The trough was short-lived. Investors that held on through the short decline (or purchased during the cheap months) are still riding the wave. Netflix stock price has not fallen lower than it did near the end of 2012.
Jonathan Friedland, the new vice president of global corporate communications who had joined Netflix just a few months earlier, asked whether customers on tight incomes might object to the price hike, according to people at Hastings' meeting. Hastings argued that Netflix was a great bargain. He said he knew that some customers would complain but that the number would be small and the anger would quickly fade.
Hastings was wrong. The price hike and the later, aborted attempt to spin off the company's DVD operations enraged Netflix customers. The company lost 800,000 subscribers, its stock price dropped 77 percent in four months, and management's reputation was battered. Hastings went from Fortune magazine's Businessperson of the Year to the target of Saturday Night Live satire.
To Hastings' credit, what he wanted to do made sense. The DVD's best days are behind it. Video streamed via the Internet is slowly replacing the physical disc, and betting a business on a dying product is never a great idea. So Hastings wanted to get ahead of the curve and focus on streaming, to disrupt his own business before someone else did it for him. It was aggressive, far-sighted, and very much in character.
Hastings is someone who knows a thing or two about disrupting businesses. Netflix, after all, is the company that drove the giants of video rental out of the sector with a simple premise: A simple-to-use Web site that delivers DVDs right to your doorstep. Best of all: No late fees. He became one of those executives with the "visionary" label, who can predict where a market is going before it happens, and was asked to join the board of directors of two of the most important companies in tech, Microsoft and Facebook.
Leading up to the first anniversary of the Netflix meltdown, CNET interviewed former and current Netflix employees to find out how a series of missteps turned into a lost year, and whether it has rebounded from those self-inflicted wounds. Most asked to remain anonymous. Netflix declined to comment for this story.

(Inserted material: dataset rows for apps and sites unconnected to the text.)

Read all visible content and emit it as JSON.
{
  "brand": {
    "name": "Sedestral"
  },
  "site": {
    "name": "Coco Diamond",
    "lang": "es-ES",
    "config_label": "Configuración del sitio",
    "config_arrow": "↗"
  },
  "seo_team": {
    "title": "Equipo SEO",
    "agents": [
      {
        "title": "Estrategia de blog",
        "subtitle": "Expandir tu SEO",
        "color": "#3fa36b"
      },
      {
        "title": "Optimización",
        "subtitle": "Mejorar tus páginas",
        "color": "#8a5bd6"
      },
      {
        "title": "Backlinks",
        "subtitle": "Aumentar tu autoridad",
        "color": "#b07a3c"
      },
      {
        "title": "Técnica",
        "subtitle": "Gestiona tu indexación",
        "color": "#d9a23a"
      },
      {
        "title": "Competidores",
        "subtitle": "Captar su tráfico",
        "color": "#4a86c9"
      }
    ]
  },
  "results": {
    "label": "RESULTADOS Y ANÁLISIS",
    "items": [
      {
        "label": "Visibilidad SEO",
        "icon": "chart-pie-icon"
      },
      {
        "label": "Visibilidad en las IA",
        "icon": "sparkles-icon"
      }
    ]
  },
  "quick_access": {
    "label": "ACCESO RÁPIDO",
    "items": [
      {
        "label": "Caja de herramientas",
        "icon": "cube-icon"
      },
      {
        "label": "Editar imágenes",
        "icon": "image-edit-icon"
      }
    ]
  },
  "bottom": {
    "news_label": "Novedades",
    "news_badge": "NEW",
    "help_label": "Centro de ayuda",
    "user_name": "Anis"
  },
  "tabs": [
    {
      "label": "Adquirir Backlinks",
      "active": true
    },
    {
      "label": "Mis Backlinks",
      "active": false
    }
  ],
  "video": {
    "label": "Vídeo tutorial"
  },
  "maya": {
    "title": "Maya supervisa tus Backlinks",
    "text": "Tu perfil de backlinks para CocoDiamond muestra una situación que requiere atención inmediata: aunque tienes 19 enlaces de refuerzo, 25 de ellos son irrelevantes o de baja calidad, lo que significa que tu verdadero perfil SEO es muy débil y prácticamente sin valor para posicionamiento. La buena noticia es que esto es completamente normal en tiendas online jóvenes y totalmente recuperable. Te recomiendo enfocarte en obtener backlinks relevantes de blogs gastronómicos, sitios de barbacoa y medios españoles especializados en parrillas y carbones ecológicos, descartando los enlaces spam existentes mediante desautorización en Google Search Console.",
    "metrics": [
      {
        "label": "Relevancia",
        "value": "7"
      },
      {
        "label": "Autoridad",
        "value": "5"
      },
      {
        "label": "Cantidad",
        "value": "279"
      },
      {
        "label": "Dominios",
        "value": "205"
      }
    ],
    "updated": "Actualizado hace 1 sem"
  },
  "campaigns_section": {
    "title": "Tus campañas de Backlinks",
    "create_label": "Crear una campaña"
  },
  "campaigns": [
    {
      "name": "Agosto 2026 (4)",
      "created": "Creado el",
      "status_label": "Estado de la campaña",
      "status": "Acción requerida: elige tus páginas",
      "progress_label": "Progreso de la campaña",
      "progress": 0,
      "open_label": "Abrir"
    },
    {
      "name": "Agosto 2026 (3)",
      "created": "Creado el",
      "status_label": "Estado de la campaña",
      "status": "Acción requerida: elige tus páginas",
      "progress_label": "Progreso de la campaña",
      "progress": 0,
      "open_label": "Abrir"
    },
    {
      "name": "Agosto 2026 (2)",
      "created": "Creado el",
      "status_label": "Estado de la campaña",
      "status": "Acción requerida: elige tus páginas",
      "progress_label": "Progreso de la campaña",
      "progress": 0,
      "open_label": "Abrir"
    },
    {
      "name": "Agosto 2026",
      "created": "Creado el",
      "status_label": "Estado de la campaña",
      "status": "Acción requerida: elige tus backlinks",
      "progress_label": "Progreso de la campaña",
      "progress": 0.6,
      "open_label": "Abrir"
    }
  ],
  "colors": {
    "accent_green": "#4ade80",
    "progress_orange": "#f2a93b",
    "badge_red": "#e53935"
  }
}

So how did Hastings stumble? Just prior to the attempt to remake Netflix into a streaming-video distributor, there was turmoil in the company's executive offices. Several of Hastings' most trusted lieutenants were no longer as influential with the CEO. Others had left and their replacements did not yet have the clout to convince Hastings he was being too aggressive for a customer base that by 2011 could hardly have been considered on the bleeding edge of consumer tech.
When customers and the press pushed back, the Netflix response was haphazard, culminating with an amateurish, confusing YouTube video heralding the coming of Qwikster, the spinoff that was supposed to be a life raft for Netflix's DVD operations. The Qwikster plan was scuttled three weeks after it was announced.
"Whatever happened to Fortune's Businessperson of the Year?" asks Wedbush research analyst Michael Pachter, referring to one of the many honors Hastings received in 2010. "Whatever happened to the guy who was invited to the boards at Facebook and Microsoft? What happened to that guy? Do you think Facebook would have invited him to their board now?"
Hastings has an unwavering belief that streaming video represented the future of home entertainment. He argued that in times of technological advancement companies that had succeeded at one business often clung too tightly to tradition and to what had made them successful. And then they were toast. He didn't want that to happen to Netflix. While few people disagree with that assessment, some within Netflix doubted Hastings' assessment of how quickly Netflix needed to shift to streaming.
But Hastings pressed ahead. Around March 2011, he took his plan to his executive team and then to the company's vice presidents. Some of the execs who heard Hastings talk about spinning off Netflix's DVD operations into a new company, referred to internally as DVD Co. and later Qwikster, left the meeting thinking Hastings was only considering the idea.